Tuesday, February 12, 2013

On the Sublime

Sublimity is a kind of eminence or excellence of discourse. It is not an essential property of language but rather makes itself known by the effect it produces, and that effect is one of ravishment.
Whatever knocks the reader out is sublime.
Sublime language disrupts everyday consciousness.
It is great writing that takes the readers out of himself. It tears everything up like a whirlwind, and exhibits the orator's whole power at a single blow.
The sublime produces ecstasy rather than persuasion in the hearer. This combination of wonder and astonishment always proves superior to the merely persuasive and pleasant. Persuasion is on the whole something we can control, whereas amazement and wonder exert invincible power and force and get the better of every hearer.
"Hypsous" is the state of transport and exaltation. The moment of hypsous becomes a struggle for dominance between opposing forces. The sublime not only produces an identification between speaker and audience but entails a modification in relations of power between the parties involved, and the diversity of ways in which such modifications may be conceptualized is at the heart of critical debates regarding the sublime.

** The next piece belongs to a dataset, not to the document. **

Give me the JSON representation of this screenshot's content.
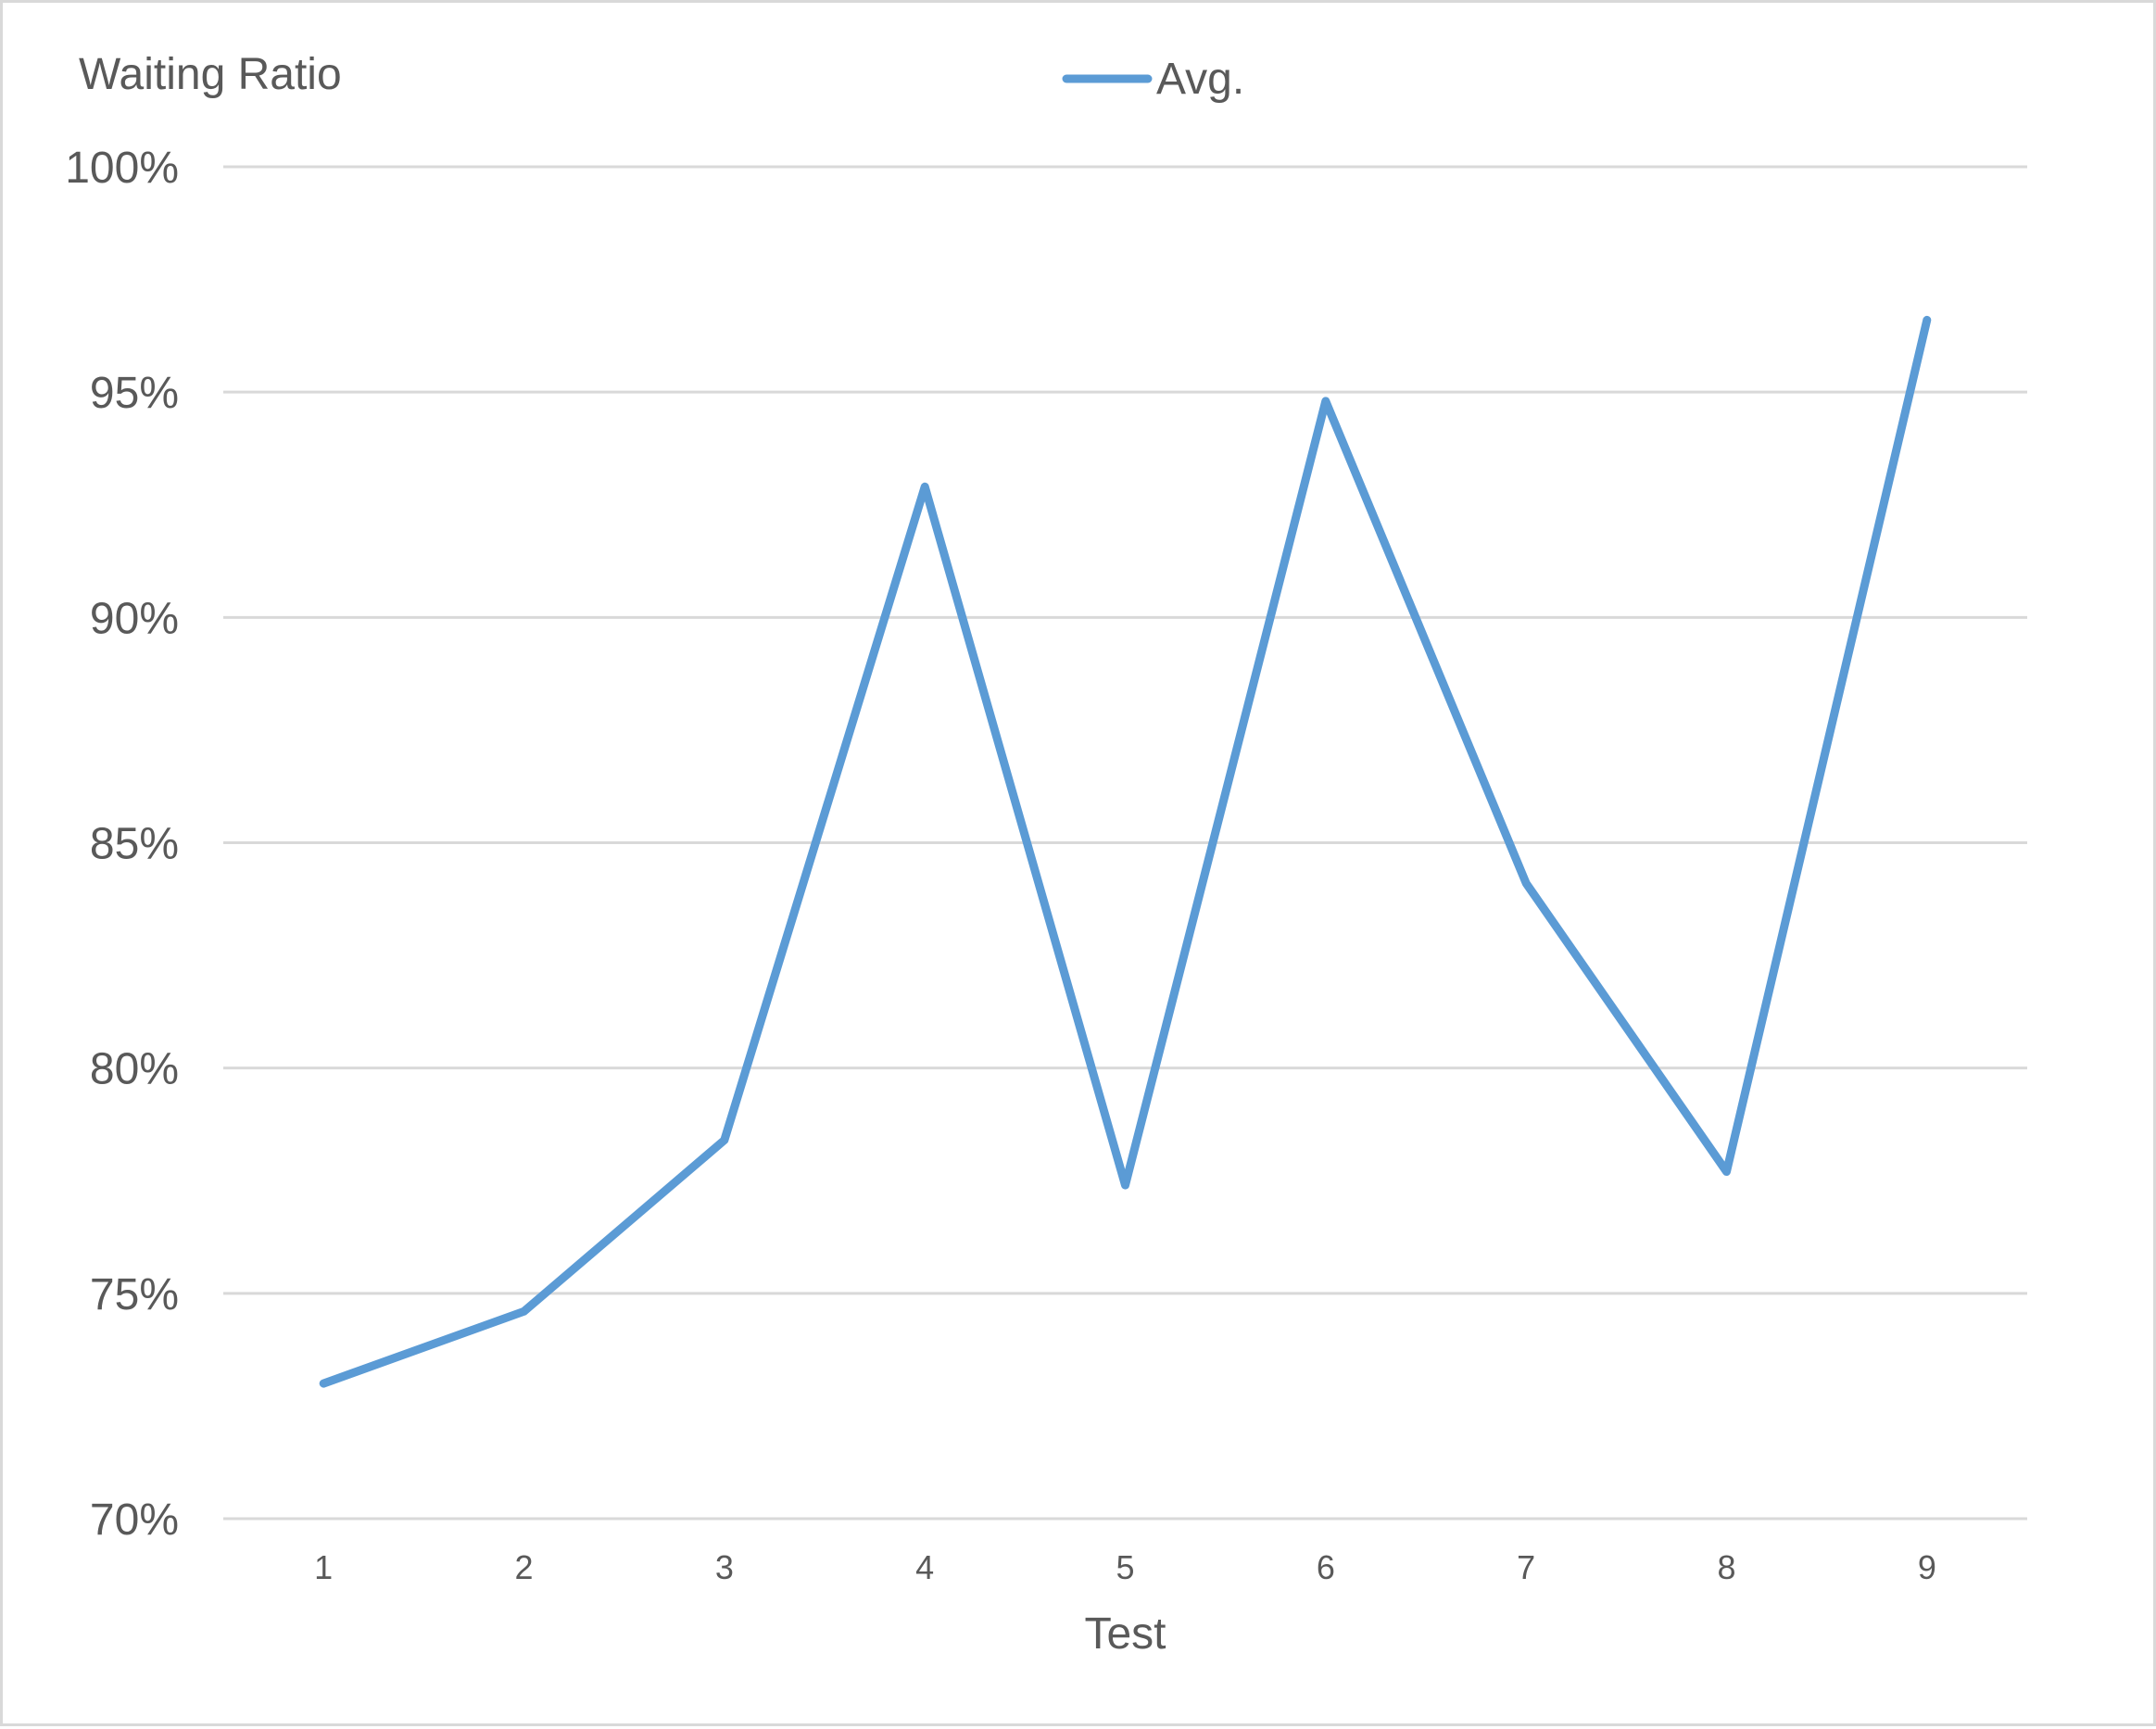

Discourse in the Peri Hypsous (on Great Writing) is a power struggle.
The Longinian sublime appears in a climate of antagonism, as rivalry between authors.

For Longinus, who believes that "sublimity will be achieved if we consistently select the most important of those inherent features and learn to organize them as a unity by combining one with another, the ability "to select and organize material" is one of the factors that "can make our writing sublime".